Understanding Changes to the BC Property Tax Deferment Program
The Government of British Columbia’s 2026 budget introduces major changes to how seniors can defer property taxes which will reshape long-term financial planning for many older homeowners and their families.
In BC, there are two key forms of property tax relief for seniors: the Home Owner Grant and the Property Tax Deferment Program.
The Home Owner Grant remains in place. Seniors aged 65 and older can continue to claim a higher grant amount than younger homeowners, reducing the property taxes owed on their principal residence. Lower-income seniors may also qualify for an additional supplement. This part of the system has not been eliminated, and it continues to provide meaningful annual relief.
The Property Tax Deferment Program has changed.
Under the previous system, eligible seniors could defer their annual property taxes through what was essentially a low-interest loan from the province. Instead of paying property taxes immediately, homeowners could postpone payment until they sold their home or their estate settled. The program was widely used by seniors living on fixed incomes who were “house rich but cash poor.”
Under the old rules, the interest rate charged on deferred taxes was set at prime minus two percent, and the interest was simple — not compounded. That meant interest accumulated only on the original deferred amount, not on previously accrued interest. Over time, this kept costs predictable and manageable.
The 2026 budget changes that structure.
Beginning with taxes deferred for the 2026 taxation year and onward, the interest rate shifts to prime plus two percent. In addition, interest will now compound.
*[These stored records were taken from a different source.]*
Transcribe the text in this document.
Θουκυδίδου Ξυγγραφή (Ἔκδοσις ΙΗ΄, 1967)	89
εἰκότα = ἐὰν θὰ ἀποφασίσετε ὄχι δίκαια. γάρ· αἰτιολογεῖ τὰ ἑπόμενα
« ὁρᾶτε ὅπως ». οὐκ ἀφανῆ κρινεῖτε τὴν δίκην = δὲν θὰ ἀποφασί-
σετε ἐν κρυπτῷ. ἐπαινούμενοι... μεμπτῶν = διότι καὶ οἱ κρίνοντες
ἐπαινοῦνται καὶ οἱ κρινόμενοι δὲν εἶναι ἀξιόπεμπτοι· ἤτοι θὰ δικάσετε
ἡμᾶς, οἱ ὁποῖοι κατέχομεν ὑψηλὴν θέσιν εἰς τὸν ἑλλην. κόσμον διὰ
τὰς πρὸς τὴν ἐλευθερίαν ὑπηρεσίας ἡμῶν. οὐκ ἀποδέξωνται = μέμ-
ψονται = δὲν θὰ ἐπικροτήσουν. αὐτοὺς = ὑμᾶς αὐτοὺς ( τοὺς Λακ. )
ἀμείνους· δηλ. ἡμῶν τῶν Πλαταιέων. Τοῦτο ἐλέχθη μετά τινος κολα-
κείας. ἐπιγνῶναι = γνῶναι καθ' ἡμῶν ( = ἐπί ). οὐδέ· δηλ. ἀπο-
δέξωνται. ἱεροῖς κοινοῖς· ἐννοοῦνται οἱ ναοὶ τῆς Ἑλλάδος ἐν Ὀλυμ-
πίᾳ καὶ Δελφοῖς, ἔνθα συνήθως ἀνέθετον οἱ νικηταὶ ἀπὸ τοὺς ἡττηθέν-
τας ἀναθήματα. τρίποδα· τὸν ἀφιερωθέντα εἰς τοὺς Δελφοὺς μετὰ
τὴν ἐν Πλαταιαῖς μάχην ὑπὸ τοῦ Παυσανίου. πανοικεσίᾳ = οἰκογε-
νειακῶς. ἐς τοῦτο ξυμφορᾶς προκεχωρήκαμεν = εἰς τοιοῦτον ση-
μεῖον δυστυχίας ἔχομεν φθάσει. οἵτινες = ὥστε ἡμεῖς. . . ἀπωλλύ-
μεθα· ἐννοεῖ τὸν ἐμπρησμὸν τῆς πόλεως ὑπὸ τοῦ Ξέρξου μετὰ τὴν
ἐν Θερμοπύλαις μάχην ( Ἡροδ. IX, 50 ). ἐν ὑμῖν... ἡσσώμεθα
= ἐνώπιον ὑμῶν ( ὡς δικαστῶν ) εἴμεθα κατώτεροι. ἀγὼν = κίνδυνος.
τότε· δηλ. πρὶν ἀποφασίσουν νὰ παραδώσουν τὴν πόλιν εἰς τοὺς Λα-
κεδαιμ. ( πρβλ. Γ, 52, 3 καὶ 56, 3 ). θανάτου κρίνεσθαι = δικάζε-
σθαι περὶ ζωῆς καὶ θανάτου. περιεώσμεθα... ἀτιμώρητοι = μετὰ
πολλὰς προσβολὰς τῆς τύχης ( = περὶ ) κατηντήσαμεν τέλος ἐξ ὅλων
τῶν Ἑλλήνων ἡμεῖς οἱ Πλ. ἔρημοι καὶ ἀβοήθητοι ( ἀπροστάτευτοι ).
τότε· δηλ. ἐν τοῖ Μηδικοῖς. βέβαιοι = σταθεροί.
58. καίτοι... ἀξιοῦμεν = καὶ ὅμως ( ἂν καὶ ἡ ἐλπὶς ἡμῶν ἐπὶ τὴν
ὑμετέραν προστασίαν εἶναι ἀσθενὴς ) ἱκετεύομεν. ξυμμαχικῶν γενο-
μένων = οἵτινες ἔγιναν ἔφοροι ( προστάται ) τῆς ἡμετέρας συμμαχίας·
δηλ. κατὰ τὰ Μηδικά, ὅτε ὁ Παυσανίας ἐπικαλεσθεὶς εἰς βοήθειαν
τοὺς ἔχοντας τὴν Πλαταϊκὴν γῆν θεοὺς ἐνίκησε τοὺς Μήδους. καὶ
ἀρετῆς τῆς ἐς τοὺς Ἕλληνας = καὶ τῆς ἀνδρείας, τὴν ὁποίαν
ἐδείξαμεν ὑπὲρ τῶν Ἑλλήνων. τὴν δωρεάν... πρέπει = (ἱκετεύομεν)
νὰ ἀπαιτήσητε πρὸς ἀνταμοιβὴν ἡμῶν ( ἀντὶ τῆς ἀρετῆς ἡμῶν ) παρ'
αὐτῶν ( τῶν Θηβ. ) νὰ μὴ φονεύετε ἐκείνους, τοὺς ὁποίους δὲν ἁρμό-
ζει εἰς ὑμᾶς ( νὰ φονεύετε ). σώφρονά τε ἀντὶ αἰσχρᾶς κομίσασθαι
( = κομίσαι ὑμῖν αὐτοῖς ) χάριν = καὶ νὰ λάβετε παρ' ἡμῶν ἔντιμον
That means interest is charged not only on the original deferred taxes but also on accumulated interest from prior years.
This difference has real financial implications for seniors on the program.
Under the new rules, the total amount owed can grow much faster over time. For seniors who defer taxes for many years, the compounded interest could significantly reduce the equity remaining in their homes. For families counting on home equity as part of an estate plan, this change may alter expectations about inheritance or long-term care funding.
It’s important to note that the deferment program has not been eliminated. Seniors can still apply if they meet eligibility requirements. However, the cost of using the program will be higher moving forward.
What should seniors and families do?
First, review whether the Home Owner Grant has been fully claimed each year. Many homeowners forget to apply or assume it happens automatically. It does not.
Second, if considering tax deferment, run the numbers carefully. Compare the new deferment interest rate with other options, such as a line of credit or downsizing. In some cases, alternative financing may now be more competitive.
Finally, families should have open conversations. Adult children and aging parents may want to revisit estate plans and long-term housing strategies considering the new rules.
For many British Columbians, staying in their home is a financial and emotional priority. These budget changes do not remove support — but they do make borrowing against home equity through tax deferment more expensive. Understanding the new structure is the first step toward making informed, confident decisions.